Su pintura es intensa en color y luz. “Busco el alma en ca-da uno de los espacios que me rodean y es mi deseo mantenerlos tal cual se presentan, me ubico en la luminosidad que emana del color y escojo los personajes, los elementos que viven en ese ambiente y los devuelvo a su espacio”, dice gesticulando con los dos brazos en un envolvente círculo que se arremolina hasta volver a ella. El grado de pertenencia espacio-tiempo, revierte el aislamiento que prefiere en su atelier, para integrarse al público que la requiere en la sala.
Son en total 45 las obras exhibidas y todas recientes, del año 2009 y la mitad del 2010 que se va cumpliendo. Oleos y acuarelas, mucho paisaje y el estilo particular de “Chela” que apuesta a los camalotales y humedales, a los animales y las flores pero también a las personas. “Pinto a la mañana con la luz natural del día y a la siesta; me encanta la siesta y su silencio, algún duende se debe acercar a mis pinceles para entonces, porque es la hora de mayor concentración. Un poco de música clásica o algo de jazz, la música del chamamé me apasiona pero para disfrutarla en vivo”, agrega.

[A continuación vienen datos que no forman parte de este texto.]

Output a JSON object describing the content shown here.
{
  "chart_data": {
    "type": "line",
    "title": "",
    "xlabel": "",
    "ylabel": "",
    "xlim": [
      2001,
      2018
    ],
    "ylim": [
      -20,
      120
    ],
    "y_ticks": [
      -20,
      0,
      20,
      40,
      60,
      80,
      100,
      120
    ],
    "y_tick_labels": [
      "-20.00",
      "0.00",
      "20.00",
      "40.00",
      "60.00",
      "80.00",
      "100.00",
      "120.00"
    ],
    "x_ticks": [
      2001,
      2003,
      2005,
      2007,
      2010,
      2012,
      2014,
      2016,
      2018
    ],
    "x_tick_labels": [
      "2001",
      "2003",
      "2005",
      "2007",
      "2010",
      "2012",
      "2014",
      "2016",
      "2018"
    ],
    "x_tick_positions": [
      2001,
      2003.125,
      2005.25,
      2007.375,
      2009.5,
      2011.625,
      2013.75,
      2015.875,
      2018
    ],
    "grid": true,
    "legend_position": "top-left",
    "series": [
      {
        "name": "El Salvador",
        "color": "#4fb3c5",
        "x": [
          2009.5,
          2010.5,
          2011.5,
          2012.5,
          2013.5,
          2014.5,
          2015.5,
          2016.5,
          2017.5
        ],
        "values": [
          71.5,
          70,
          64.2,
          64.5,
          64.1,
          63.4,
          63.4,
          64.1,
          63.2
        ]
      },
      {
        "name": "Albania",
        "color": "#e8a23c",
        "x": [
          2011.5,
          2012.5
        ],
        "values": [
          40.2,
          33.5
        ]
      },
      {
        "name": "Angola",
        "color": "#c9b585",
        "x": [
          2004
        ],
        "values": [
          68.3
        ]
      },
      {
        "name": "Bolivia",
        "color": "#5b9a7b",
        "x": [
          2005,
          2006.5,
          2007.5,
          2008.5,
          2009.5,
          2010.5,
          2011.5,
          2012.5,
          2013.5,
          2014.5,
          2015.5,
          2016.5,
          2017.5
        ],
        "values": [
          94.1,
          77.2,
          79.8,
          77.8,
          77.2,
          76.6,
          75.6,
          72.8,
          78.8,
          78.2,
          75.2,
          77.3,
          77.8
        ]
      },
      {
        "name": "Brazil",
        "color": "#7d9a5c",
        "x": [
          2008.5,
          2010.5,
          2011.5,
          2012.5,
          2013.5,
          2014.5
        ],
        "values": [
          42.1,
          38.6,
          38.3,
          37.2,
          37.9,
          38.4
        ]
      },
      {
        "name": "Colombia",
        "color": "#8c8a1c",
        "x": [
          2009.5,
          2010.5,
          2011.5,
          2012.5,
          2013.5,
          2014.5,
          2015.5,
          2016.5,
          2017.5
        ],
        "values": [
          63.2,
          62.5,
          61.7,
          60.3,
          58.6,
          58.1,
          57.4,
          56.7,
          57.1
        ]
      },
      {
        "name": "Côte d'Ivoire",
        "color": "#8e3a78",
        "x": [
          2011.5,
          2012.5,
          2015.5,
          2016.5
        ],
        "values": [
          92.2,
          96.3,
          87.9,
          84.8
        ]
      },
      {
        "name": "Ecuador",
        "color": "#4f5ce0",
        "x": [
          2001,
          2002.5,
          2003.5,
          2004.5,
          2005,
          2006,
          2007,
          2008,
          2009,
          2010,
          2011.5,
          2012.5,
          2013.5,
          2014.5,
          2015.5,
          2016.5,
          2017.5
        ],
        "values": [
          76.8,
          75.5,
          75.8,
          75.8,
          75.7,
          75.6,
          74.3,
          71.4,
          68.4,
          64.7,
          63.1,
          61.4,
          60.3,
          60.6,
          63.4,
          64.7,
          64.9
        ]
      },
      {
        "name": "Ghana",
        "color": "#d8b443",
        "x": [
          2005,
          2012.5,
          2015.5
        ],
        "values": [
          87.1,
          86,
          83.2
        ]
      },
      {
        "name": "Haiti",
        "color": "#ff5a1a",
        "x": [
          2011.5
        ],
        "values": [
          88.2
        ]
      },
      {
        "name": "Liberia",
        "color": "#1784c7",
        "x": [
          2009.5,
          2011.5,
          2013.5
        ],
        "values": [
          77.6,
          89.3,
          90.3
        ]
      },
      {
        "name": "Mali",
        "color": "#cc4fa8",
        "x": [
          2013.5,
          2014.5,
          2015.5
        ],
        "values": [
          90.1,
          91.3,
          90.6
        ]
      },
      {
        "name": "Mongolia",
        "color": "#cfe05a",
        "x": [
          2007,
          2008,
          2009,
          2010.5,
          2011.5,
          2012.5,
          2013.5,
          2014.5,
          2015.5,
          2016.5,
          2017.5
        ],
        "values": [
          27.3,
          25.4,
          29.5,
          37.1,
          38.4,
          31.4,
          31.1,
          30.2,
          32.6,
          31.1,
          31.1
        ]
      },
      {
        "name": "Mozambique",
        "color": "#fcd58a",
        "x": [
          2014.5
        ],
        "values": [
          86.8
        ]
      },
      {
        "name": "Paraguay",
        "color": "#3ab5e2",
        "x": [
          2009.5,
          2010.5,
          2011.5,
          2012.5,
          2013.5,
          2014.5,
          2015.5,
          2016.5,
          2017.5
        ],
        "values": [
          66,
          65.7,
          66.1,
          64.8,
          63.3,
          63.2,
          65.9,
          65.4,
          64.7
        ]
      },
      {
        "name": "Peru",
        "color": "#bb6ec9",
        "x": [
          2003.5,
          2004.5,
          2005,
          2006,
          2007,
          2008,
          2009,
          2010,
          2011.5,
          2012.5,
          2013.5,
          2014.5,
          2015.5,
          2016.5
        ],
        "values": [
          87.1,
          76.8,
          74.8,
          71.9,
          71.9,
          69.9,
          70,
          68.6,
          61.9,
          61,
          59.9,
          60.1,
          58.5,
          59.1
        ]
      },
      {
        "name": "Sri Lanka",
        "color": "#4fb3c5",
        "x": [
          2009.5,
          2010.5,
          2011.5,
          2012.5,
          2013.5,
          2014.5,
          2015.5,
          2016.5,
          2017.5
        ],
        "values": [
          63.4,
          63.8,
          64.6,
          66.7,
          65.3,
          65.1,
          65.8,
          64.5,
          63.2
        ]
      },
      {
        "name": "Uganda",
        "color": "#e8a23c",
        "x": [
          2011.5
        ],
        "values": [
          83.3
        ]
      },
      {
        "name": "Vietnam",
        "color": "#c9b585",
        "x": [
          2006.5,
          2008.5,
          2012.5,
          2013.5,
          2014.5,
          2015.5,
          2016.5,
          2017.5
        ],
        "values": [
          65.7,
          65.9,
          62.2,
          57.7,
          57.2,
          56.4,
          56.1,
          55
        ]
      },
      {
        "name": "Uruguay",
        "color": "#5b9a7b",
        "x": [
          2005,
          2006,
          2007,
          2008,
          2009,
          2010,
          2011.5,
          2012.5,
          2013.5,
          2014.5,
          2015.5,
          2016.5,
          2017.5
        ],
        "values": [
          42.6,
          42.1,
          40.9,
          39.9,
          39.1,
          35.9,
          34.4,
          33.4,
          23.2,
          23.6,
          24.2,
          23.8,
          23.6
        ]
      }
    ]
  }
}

En esa soledad acompañada, la mística describe el infinito hacia lo terreno y la obra se revela. “La casa del lapacho”; “El molino”; “Cruzando el camalotal”, son algunas visiones de la artista, que posiciona el paisaje en primer plano.
“Viajo mucho y miro más. Saco apuntes mentales y después los recreo. Aunque están todos visualizados, hago una composición previa, sin recurrir a la fotografía. La foto te condiciona a un enfoque diferente, nada como el ojo humano”, señala.
“Amo la naturaleza y quiero que se enamoren de ella a través de mi obra; la fuerza que está en ella, es el mensaje que extiendo junto con mi más genuina expresión”. Diplomada en el Instituto Superior de Bellas Artes e Idiomas “Josefina Contte”, Elsa Elena Gómez Morilla lleva realizadas más de doscientas exposiciones individuales y colectivas. Fue premiada en seis décadas y sus obras aparecen en registros de arte de todo el mundo. Su nombre se lee en libros y su transferencia cultural la ha dado como docente, colega y alumna. “Uno nunca termina de aprender y la continuidad hace a la magia”, agrega.
“La acuarela requiere más aislamiento, es como entrar a un templo de cristal sabiendo que todo es frágil; la misma técnica impone esa eteridad y la concentración con mayor exigencia; el óleo me concede más libertad, una devolución diferente hacia la tela que también tiene sus reclamos, pero ambos me dan felicidad, me completan”, tal define.
Con el abrigo sobre los hombros, Chelita despide a las visitas que desfilan por la sala interesadas en su colección. Afuera es otoño y tras las puertas entornadas, queda agazapada la primavera del color.